This rule is a simple guideline to help you manage your money wisely. Here’s how it works:
50% for Needs
Allocate 50% of your income for your needs. These are the essential expenses you must pay to survive and maintain your lifestyle. They include things like rent or mortgage, utilities, groceries, and transportation.
Example: Let’s say you earn KES 50,000 per month. With the 50% rule, you would use KES 25,000 (KES 50,000 x 0.50) to cover your needs each month.
30% for Wants
Reserve 30% of your income for your wants. These are non-essential expenses that make life enjoyable but are not absolutely necessary for survival. They can include dining out, entertainment, hobbies, travel, and luxury items.
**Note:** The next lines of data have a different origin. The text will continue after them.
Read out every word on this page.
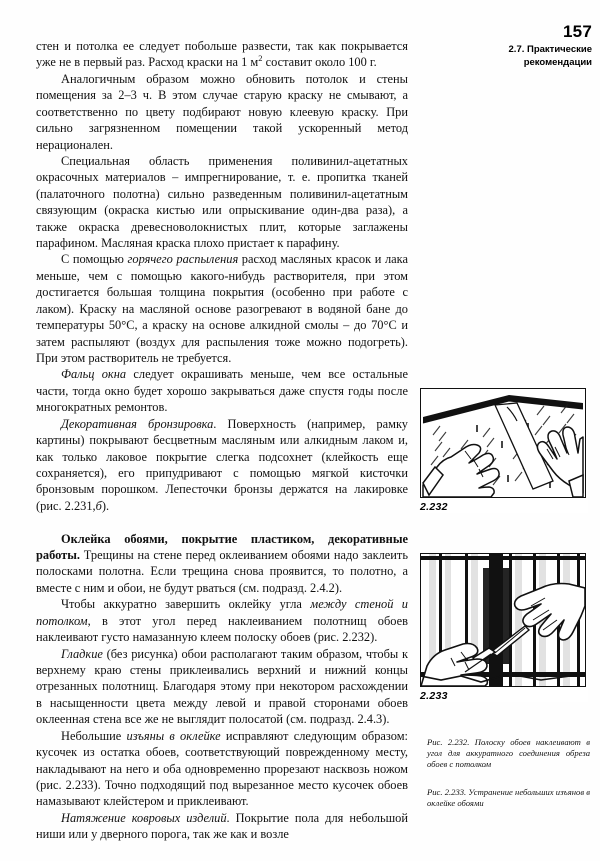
157
2.7. Практические
рекомендации

стен и потолка ее следует побольше развести, так как покрывается уже не в первый раз. Расход краски на 1 $м^2$ составит около 100 г.

Аналогичным образом можно обновить потолок и стены помещения за 2–3 ч. В этом случае старую краску не смывают, а соответственно по цвету подбирают новую клеевую краску. При сильно загрязненном помещении такой ускоренный метод нерационален.

Специальная область применения поливинил-ацетатных окрасочных материалов – импрегнирование, т. е. пропитка тканей (палаточного полотна) сильно разведенным поливинил-ацетатным связующим (окраска кистью или опрыскивание один-два раза), а также окраска древесноволокнистых плит, которые заглажены парафином. Масляная краска плохо пристает к парафину.

С помощью горячего распыления расход масляных красок и лака меньше, чем с помощью какого-нибудь растворителя, при этом достигается большая толщина покрытия (особенно при работе с лаком). Краску на масляной основе разогревают в водяной бане до температуры 50°С, а краску на основе алкидной смолы – до 70°С и затем распыляют (воздух для распыления тоже можно подогреть). При этом растворитель не требуется.

Фальц окна следует окрашивать меньше, чем все остальные части, тогда окно будет хорошо закрываться даже спустя годы после многократных ремонтов.

Декоративная бронзировка. Поверхность (например, рамку картины) покрывают бесцветным масляным или алкидным лаком и, как только лаковое покрытие слегка подсохнет (клейкость еще сохраняется), его припудривают с помощью мягкой кисточки бронзовым порошком. Лепесточки бронзы держатся на лакировке (рис. 2.231,б).

Оклейка обоями, покрытие пластиком, декоративные работы. Трещины на стене перед оклеиванием обоями надо заклеить полосками полотна. Если трещина снова проявится, то полотно, а вместе с ним и обои, не будут рваться (см. подразд. 2.4.2).

Чтобы аккуратно завершить оклейку угла между стеной и потолком, в этот угол перед наклеиванием полотнищ обоев наклеивают густо намазанную клеем полоску обоев (рис. 2.232).

Гладкие (без рисунка) обои располагают таким образом, чтобы к верхнему краю стены приклеивались верхний и нижний концы отрезанных полотнищ. Благодаря этому при некотором расхождении в насыщенности цвета между левой и правой сторонами обоев оклеенная стена все же не выглядит полосатой (см. подразд. 2.4.3).

Небольшие изъяны в оклейке исправляют следующим образом: кусочек из остатка обоев, соответствующий поврежденному месту, накладывают на него и оба одновременно прорезают насквозь ножом (рис. 2.233). Точно подходящий под вырезанное место кусочек обоев намазывают клейстером и приклеивают.

Натяжение ковровых изделий. Покрытие пола для небольшой ниши или у дверного порога, так же как и возле

2.232
2.233
Рис. 2.232. Полоску обоев наклеивают в угол для аккуратного соединения обреза обоев с потолком
Рис. 2.233. Устранение небольших изъянов в оклейке обоями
Example: From the same KES 50,000 monthly income, you would have KES 15,000 (KES 50,000 x 0.30) to spend on your discretionary spending.
20% for Savings and Debt Repayment
20% of your income to savings, investments, and debt repayment. This portion helps you build an emergency fund, save for future goals, and pay down debts faster.
Example: You would set aside KES 10,000 (KES 50,000 x 0.20) from your KES 50,000 monthly income for savings and debt repayment.
It’s important to note that the 50/30/20 rule is a guideline, and you may need to adjust it based on your individual financial situation and goals.
The key is to prioritize your essential expenses, save for the future, and allow yourself some discretionary spending for enjoyment.